Depuis l’automne, il a retrouvé de l’énergie. Il offre un soutien à distance à des Ukrainiens restés sur place ou expatriés ailleurs dans le monde.
Beaucoup souffrent de stress post-traumatique, note celui qui était psychologue en Ukraine avant de s’installer. En même temps, la guerre est devenue presque banale pour beaucoup d’entre eux.
Explosions devenues banales
Il cite l’exemple d’une jeune femme de 20 ans à qui il offre un soutien psychologique. Elle a perdu son père, sa mère, son beau-père et plusieurs amis.
Lors de leur dernière séance la semaine dernière, il pouvait voir des explosions par la fenêtre derrière elle. «Mais elle, elle est calme. Elle ne réagit pas. Elle vit ça tous les jours», explique-t-il.

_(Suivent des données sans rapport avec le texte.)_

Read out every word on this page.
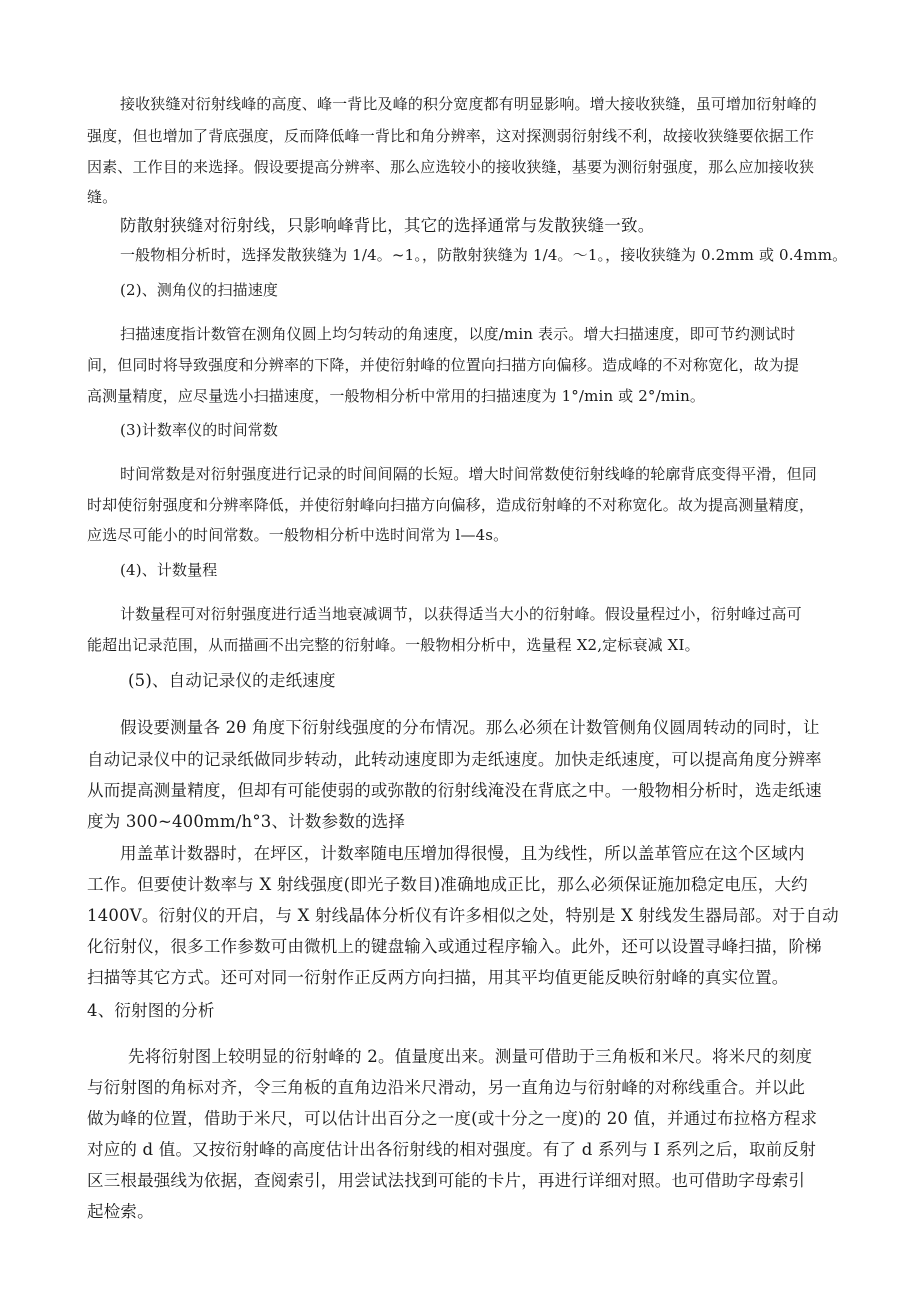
接收狭缝对衍射线峰的高度、峰一背比及峰的积分宽度都有明显影响。增大接收狭缝，虽可增加衍射峰的

强度，但也增加了背底强度，反而降低峰一背比和角分辨率，这对探测弱衍射线不利，故接收狭缝要依据工作

因素、工作目的来选择。假设要提高分辨率、那么应选较小的接收狭缝，基要为测衍射强度，那么应加接收狭

缝。

防散射狭缝对衍射线，只影响峰背比，其它的选择通常与发散狭缝一致。

一般物相分析时，选择发散狭缝为 1/4。~1。，防散射狭缝为 1/4。～1。，接收狭缝为 0.2mm 或 0.4mm。

(2)、测角仪的扫描速度

扫描速度指计数管在测角仪圆上均匀转动的角速度，以度∕min 表示。增大扫描速度，即可节约测试时

间，但同时将导致强度和分辨率的下降，并使衍射峰的位置向扫描方向偏移。造成峰的不对称宽化，故为提

高测量精度，应尽量选小扫描速度，一般物相分析中常用的扫描速度为 1°∕min 或 2°/min。

(3)计数率仪的时间常数

时间常数是对衍射强度进行记录的时间间隔的长短。增大时间常数使衍射线峰的轮廓背底变得平滑，但同

时却使衍射强度和分辨率降低，并使衍射峰向扫描方向偏移，造成衍射峰的不对称宽化。故为提高测量精度，

应选尽可能小的时间常数。一般物相分析中选时间常为 l—4s。

(4)、计数量程

计数量程可对衍射强度进行适当地衰减调节，以获得适当大小的衍射峰。假设量程过小，衍射峰过高可

能超出记录范围，从而描画不出完整的衍射峰。一般物相分析中，选量程 X2,定标衰减 XI。

(5)、自动记录仪的走纸速度

假设要测量各 2θ 角度下衍射线强度的分布情况。那么必须在计数管侧角仪圆周转动的同时，让

自动记录仪中的记录纸做同步转动，此转动速度即为走纸速度。加快走纸速度，可以提高角度分辨率

从而提高测量精度，但却有可能使弱的或弥散的衍射线淹没在背底之中。一般物相分析时，选走纸速

度为 300~400mm∕h°3、计数参数的选择

用盖革计数器时，在坪区，计数率随电压增加得很慢，且为线性，所以盖革管应在这个区域内

工作。但要使计数率与 X 射线强度(即光子数目)准确地成正比，那么必须保证施加稳定电压，大约

1400V。衍射仪的开启，与 X 射线晶体分析仪有许多相似之处，特别是 X 射线发生器局部。对于自动

化衍射仪，很多工作参数可由微机上的键盘输入或通过程序输入。此外，还可以设置寻峰扫描，阶梯

扫描等其它方式。还可对同一衍射作正反两方向扫描，用其平均值更能反映衍射峰的真实位置。

4、衍射图的分析

先将衍射图上较明显的衍射峰的 2。值量度出来。测量可借助于三角板和米尺。将米尺的刻度

与衍射图的角标对齐，令三角板的直角边沿米尺滑动，另一直角边与衍射峰的对称线重合。并以此

做为峰的位置，借助于米尺，可以估计出百分之一度(或十分之一度)的 20 值，并通过布拉格方程求

对应的 d 值。又按衍射峰的高度估计出各衍射线的相对强度。有了 d 系列与 I 系列之后，取前反射

区三根最强线为依据，查阅索引，用尝试法找到可能的卡片，再进行详细对照。也可借助字母索引

起检索。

Le risque de cette normalisation se fait aussi sentir ici, car on parle beaucoup moins de la guerre en Ukraine depuis quelques mois, observe-t-il.
Avec des amis, il a commencé à mettre en ligne des vidéos pour informer sur la situation sur le terrain. La chaîne YouTube comportera des segments sur la propagande russe, sur l’histoire, avec des comparaisons entre avant et après l’invasion.
«Qui va reconstruire l’Ukraine?» se demande-t-il. Car plus la guerre dure, plus les enfants façonnent un «avenir traumatisé» et moins les réfugiés auront envie d’y retourner, suppose-t-il.
«En avril 2022, je pensais que la guerre serait terminée pendant l’été», se souvient-il avec un sourire. «C’était trop naïf.»